Money Market Fund Bailout & Swallowing Horsepills

Money Market Mutual Fund Bailout... Something we've nattered about previously...

Commercial Money Market Mutual Funds with total assets of $300 billion have invested in securities related to mortgages.

Bank of America, Legg Mason and at least two other companies are propping up their money market funds...

to cushion them against possible losses on debt issued by SIV structured investment vehicles.

Whats is your local government's fund? ... Florida rules, much like other public entities and private insurance companies...

require that investments only be top rated, liquid securities, so taxpayer or investor funds aren't placed at risk.

However, state investment pools like Florida's are exempt from the SEC's rules and reporting requirements for money market mutual funds.

The Florida State Board of Administration manages about $50 billion of short term investments for the state, school districts and local governments.

$2.2 billion or 4% of that debt has recently been downgraded to junk, or below investment grade.

Some $3.6 billion, or 7.3%, of additional securities may be downgraded by credit rating companies.

Below investment grade, or junk, debt is rated lower than Baa3 by Moody's Investors Service and below BBB- by S&P and Fitch.

Fitch Ratings said King County in Washington State, may have its rating lowered on $1.5 billion of bonds, because of debt investments plagued by rising defaults on U.S. home mortgages.

A Connecticut fund that invests cash for more than 300 state agencies and municipalities was holding $100 million of defaulted debt sold by a SIV structured investment vehicle.

Setting up a run on the bank?... nearly 1,000 school districts, cities and counties have invested in the Florida state fund...

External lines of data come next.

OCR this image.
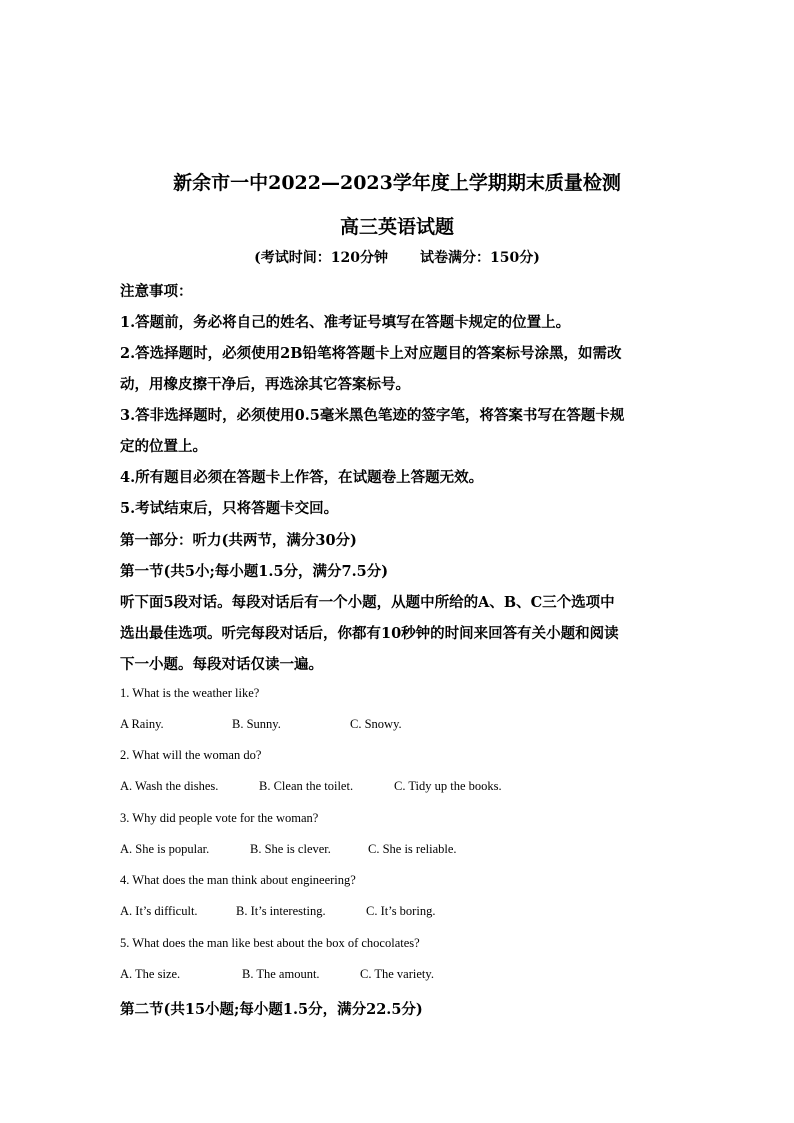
新余市一中2022—2023学年度上学期期末质量检测
高三英语试题
(考试时间：120分钟 试卷满分：150分)
注意事项：
1.答题前，务必将自己的姓名、准考证号填写在答题卡规定的位置上。
2.答选择题时，必须使用2B铅笔将答题卡上对应题目的答案标号涂黑，如需改
动，用橡皮擦干净后，再选涂其它答案标号。
3.答非选择题时，必须使用0.5毫米黑色笔迹的签字笔，将答案书写在答题卡规
定的位置上。
4.所有题目必须在答题卡上作答，在试题卷上答题无效。
5.考试结束后，只将答题卡交回。
第一部分：听力(共两节，满分30分)
第一节(共5小;每小题1.5分，满分7.5分)
听下面5段对话。每段对话后有一个小题，从题中所给的A、B、C三个选项中
选出最佳选项。听完每段对话后，你都有10秒钟的时间来回答有关小题和阅读
下一小题。每段对话仅读一遍。
1. What is the weather like?
A Rainy.	B. Sunny.	C. Snowy.
2. What will the woman do?
A. Wash the dishes.	B. Clean the toilet.	C. Tidy up the books.
3. Why did people vote for the woman?
A. She is popular.	B. She is clever.	C. She is reliable.
4. What does the man think about engineering?
A. It’s difficult.	B. It’s interesting.	C. It’s boring.
5. What does the man like best about the box of chocolates?
A. The size.	B. The amount.	C. The variety.
第二节(共15小题;每小题1.5分，满分22.5分)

Having been informed of its downgraded debt, they may be tempted to pull money out. After all, most of the money is invested for public employee pension plans.

Unlike B of A, Florida and other states may not be in a position to bail out their funds,

given how the construction slowdown is affecting revenue and in the case of Florida, it has no income tax.

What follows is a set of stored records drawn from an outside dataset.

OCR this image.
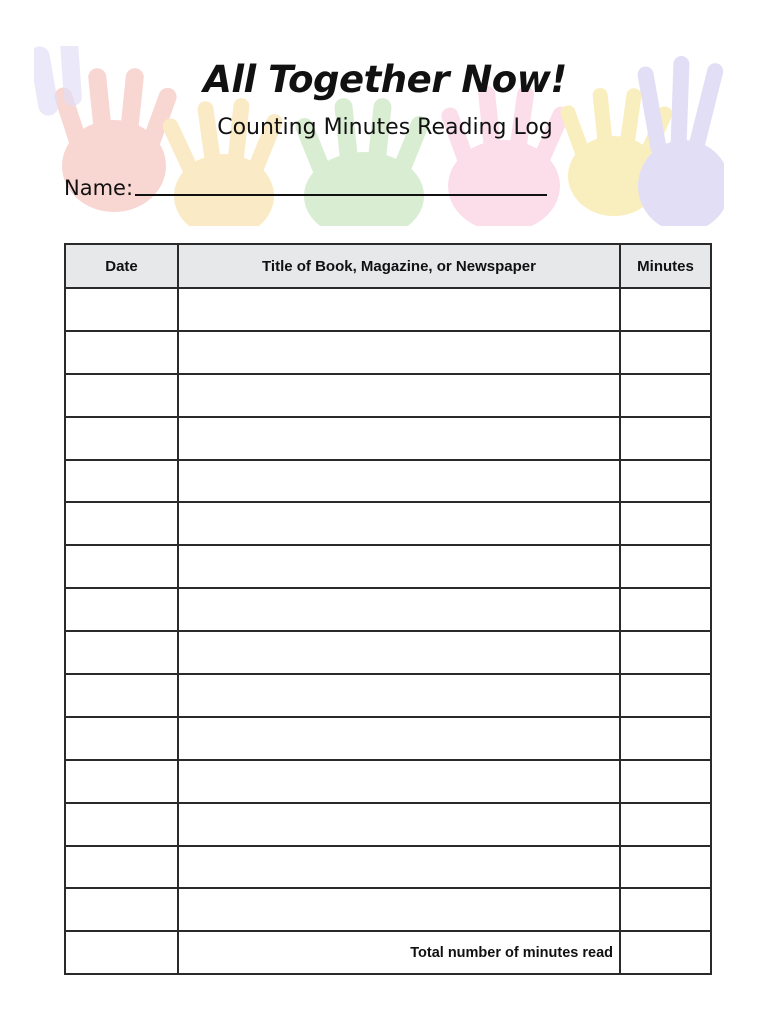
All Together Now!
Counting Minutes Reading Log
Name:
Date	Title of Book, Magazine, or Newspaper	Minutes

	Total number of minutes read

Swallowing a Household Horse Pill... HSBC, Europe's biggest bank by market value, paid $15.5 billion for Household International in 2003.

HSBC reported U.S. mortgage losses as early as 2006. It took $10.6 billion in loan losses last year, pulling down 2006 net income to $15.8 billion.

Today, the bank set aside $3.4 billion in the quarter to cover U.S. defaults, $1.4 billion more than it forecast in July.

Bad loans at the U.S. unit represented about 60% of default provisions.

HSBC posted $925 million in Q3 writedowns on credit related trades including securities backed by U.S. subprime mortgages...

and also has $2 billion in subprime residential mortgages still to be securitized.

HSBC Finance the bank's subprime consumer banking unit, posted a Q3 loss of $1.3 billion...

more than double the estimated $492 million loss and vs $878 million of pretax profit last year. Q3 bad debts more than doubled to $3.2 billion from $1.38 billion.

Simon Willis, an analyst at NCB Group: "The U.S. is pretty grim and losses are going to remain high for some time." Hattip to Bloomberg.